En marchant au rythme de ses pensées, Saffré était arrivé devant la roulotte de Vladimir. Il faisait sombre et le marchand s'était sans doute déjà assoupi. Il frappa à la porte de derrière, une voix ensommeillée lui répondit en grognant, mais l'importun insista jusqu'à ce qu'on lui ouvre. Le petit homme fit entrer Saffré et lui proposa de s'asseoir sur l'une des malles de tissus, tout en l'observant d'un air soucieux, sûrement intrigué par la visite tardive et inattendue de son associé.
« - Vlad, excuse-moi de te déranger.
- Peu importe, parle ! Dis-moi donc ! Es-tu souffrant ?
- Non, non. Je vais bien, si ce n'est la douleur de me séparer de toi et de ta bienveillance... Vladimir, je...

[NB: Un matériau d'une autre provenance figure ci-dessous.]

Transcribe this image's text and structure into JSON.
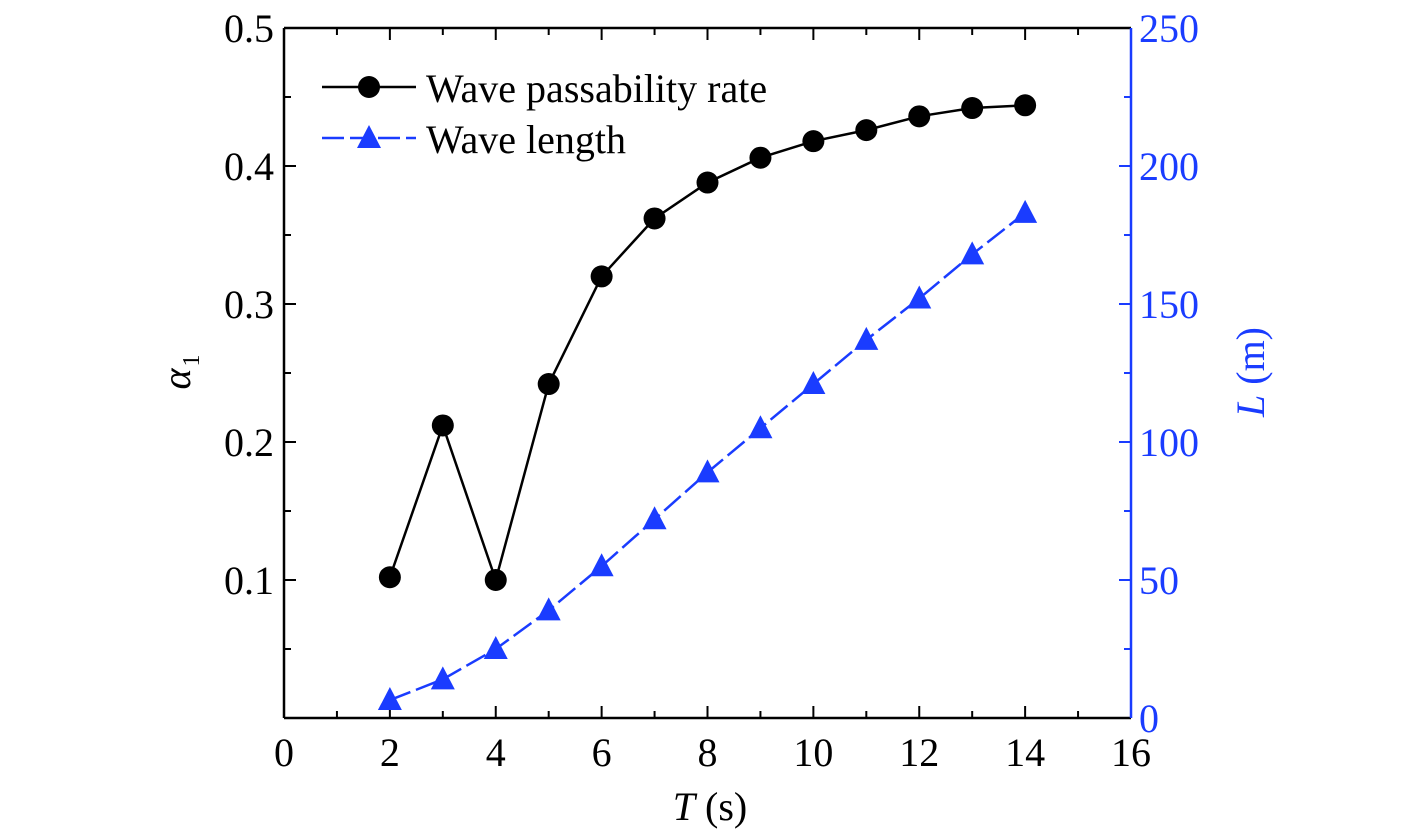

- Alors donc, le moment est venu ! Tu me quittes ici ! J'avais beau savoir que tôt ou tard nos routes allaient se séparer, je ne m'étais pas préparé à te l'entendre dire. Que vas-tu faire ?
- J'ai trouvé du travail, ici, au port.
- Ah ! La mer, n'est-ce pas ? Je savais que c'était elle qui m'enlèverait mon gamin. J'ai vu dans tes yeux comme tu la courtisais, quand nous marchions le long des côtes. Puisses-tu être heureux mon garçon, moi, je ne t'oublierai jamais !
- Je savais que tu comprendrais. Nous ne nous connaissons pas depuis des années, mais j'ai su au moment où je prenais la route avec toi que tu serais ce père qui m'a tant manqué par le passé. Vlad, sans toi... sans toi je ne serais pas ici aujourd'hui, je ne serais pas cet homme-là. Tu m'as beaucoup appris, je ne t'oublierai pas moi non plus, tu peux me croire. Ta rencontre a changé à jamais le cours de mon existence, je... je...rah ! comment te le dire, c'est que... tu...tu vas me manquer.
- Va fiston, va vite dormir ou demain tu ne seras qu'une chiffe molle ! Non, attends ! J'oublie quelque chose !
Vladimir ouvrit alors la besace dans laquelle il rangeait ses économies, fruit de plusieurs années de labeurs, et pour lesquelles Saffré s'était si vaillamment défendu face aux brigands. Il prit autant d'argent que ses mains le lui permettaient pour tendre le tout à Saffré.
- Non Vlad. Je ne le veux point. J'ai moi-même pu économiser depuis que je travaille avec toi. Tu m'as déjà trop donné.
- Là ! Tu n'oserais pas fâcher un ami tout de même !
- Un ami non, mais un père oui ! Merci, merci pour tout. A bientôt, j'espère te revoir avant que tu ne quittes le port. Bonne nuit.
- Prends donc au moins quelques pièces, pour te loger cette semaine, en attendant que tu ne gagnes vraiment ta vie au port. C'est mon dernier cadeau, fiston, je veux que tu l'emportes. »
Saffré accepta une partie de ce que l'homme lui tendait, le serra dans ses bras avec émotion pendant quelques secondes, avant de saluer chaleureusement Javelot en pensant aux délicieux moments qu'il avait passé avec le docile animal. Alors il regagna sa chambre dans la nuit ; et tout en marchant, il cacha les quelques larmes qui brillaient à ses yeux, tandis que de son côté Vladimir sortait un mouchoir propre, parfumé de lavande.
Voilà vingt ans qu'il n'avait pas pleuré.